Sept. 11 is a highly symbolic date, coming 20 years to the day of al Qaeda’s attacks on the United States that prompted then-President George W. Bush to launch the conflict. The war has cost the lives of 2,400 American service members and consumed an estimated $2 trillion. US troop numbers in Afghanistan peaked at more than 100,000 in 2011.

Secretary of State Antony Blinken met with officials at NATO headquarters in Brussels on Wednesday, saying foreign troops under NATO command in Afghanistan will leave the country in coordination with the US withdrawal by Sept. 11, after Germany said it would match American plans.

Blinken also spoke by phone with Pakistan’s army chief on Wednesday and discussed the peace process, according to a statement from the media wing of Pakistan’s military.

The Democratic president had faced a May 1 withdrawal deadline, set by his Republican predecessor Donald Trump, who tried but failed to pull the troops out before he left office.

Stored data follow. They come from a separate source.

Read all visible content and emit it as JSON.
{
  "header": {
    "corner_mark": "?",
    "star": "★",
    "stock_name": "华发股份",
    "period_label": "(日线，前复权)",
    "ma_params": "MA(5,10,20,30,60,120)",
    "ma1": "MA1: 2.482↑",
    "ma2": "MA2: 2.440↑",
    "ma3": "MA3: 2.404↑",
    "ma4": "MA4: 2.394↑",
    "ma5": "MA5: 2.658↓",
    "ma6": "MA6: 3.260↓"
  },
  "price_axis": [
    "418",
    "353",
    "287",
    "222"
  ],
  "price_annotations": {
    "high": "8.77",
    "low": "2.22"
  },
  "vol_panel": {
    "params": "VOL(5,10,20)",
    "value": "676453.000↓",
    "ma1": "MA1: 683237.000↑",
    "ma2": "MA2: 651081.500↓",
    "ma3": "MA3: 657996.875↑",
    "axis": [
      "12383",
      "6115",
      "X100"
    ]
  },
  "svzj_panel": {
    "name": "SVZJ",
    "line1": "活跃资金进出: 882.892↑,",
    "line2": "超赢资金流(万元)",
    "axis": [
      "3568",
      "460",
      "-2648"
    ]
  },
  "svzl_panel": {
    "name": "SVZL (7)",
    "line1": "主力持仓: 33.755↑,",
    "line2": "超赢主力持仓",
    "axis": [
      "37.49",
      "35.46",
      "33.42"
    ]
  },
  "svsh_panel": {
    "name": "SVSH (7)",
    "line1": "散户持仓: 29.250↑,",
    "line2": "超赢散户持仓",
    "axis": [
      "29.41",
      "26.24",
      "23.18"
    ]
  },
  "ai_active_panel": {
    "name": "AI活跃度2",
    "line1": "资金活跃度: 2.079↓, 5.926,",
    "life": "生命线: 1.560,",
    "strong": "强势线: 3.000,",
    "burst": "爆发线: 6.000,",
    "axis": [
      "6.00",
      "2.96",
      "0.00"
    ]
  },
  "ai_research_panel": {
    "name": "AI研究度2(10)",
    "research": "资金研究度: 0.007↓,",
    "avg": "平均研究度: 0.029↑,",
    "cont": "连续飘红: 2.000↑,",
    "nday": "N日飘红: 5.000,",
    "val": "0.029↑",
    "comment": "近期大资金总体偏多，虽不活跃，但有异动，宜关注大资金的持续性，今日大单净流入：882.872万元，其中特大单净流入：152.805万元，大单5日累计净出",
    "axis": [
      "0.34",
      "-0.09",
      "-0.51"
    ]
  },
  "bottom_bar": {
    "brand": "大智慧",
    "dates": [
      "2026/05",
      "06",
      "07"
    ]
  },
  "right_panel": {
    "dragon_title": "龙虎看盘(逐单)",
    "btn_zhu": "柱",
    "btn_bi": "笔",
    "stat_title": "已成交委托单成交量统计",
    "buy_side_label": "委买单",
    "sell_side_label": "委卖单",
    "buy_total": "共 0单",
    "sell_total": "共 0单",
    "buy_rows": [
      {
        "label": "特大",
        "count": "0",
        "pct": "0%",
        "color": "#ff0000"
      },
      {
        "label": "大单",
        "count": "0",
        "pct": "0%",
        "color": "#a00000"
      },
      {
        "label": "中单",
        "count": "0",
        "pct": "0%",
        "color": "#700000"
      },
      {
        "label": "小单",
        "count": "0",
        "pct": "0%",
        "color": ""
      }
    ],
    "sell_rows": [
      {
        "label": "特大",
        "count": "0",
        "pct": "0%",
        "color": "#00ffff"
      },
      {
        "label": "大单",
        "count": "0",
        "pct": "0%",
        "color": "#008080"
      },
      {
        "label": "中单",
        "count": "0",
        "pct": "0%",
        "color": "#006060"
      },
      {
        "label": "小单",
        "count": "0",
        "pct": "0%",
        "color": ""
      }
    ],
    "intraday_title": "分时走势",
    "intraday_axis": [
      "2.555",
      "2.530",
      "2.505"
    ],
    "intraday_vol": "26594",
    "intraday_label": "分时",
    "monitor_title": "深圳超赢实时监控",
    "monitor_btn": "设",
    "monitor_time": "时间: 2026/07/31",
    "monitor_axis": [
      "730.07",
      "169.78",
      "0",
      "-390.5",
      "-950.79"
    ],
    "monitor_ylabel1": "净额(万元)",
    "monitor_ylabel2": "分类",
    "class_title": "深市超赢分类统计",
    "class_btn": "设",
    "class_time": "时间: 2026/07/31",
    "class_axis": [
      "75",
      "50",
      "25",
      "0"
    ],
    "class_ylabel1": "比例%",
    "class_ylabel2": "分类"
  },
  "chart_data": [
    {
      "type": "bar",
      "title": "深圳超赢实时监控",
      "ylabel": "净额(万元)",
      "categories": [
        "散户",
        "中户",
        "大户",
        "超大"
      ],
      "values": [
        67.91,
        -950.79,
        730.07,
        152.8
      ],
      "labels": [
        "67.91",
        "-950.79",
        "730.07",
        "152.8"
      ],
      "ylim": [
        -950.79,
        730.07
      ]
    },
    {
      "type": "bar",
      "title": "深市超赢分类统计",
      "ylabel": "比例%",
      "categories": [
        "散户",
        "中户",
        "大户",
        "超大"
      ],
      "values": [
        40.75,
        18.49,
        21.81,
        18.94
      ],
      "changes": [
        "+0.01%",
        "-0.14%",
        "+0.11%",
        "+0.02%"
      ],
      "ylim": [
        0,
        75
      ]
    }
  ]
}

Biden’s decision will keep troops in Afghanistan past that deadline, but officials suggested troops could fully depart before Sept. 11.

There is a summit planned about Afghanistan starting on April 24 in Istanbul that is due to include the United Nations and Qatar.

The Taliban, ousted from power in 2001 by US-led forces, said it would not take part in any meetings that would make decisions about Afghanistan until all foreign forces had left the country

Some analysts said the departure plan appeared to surrender Afghanistan to an uncertain fate.

“There is no good way that the US can withdraw from Afghanistan. It cannot claim victory, and it cannot wait indefinitely for some cosmetic form of peace,” said Anthony Cordesman at the Center for Strategic and International Studies think tank in Washington.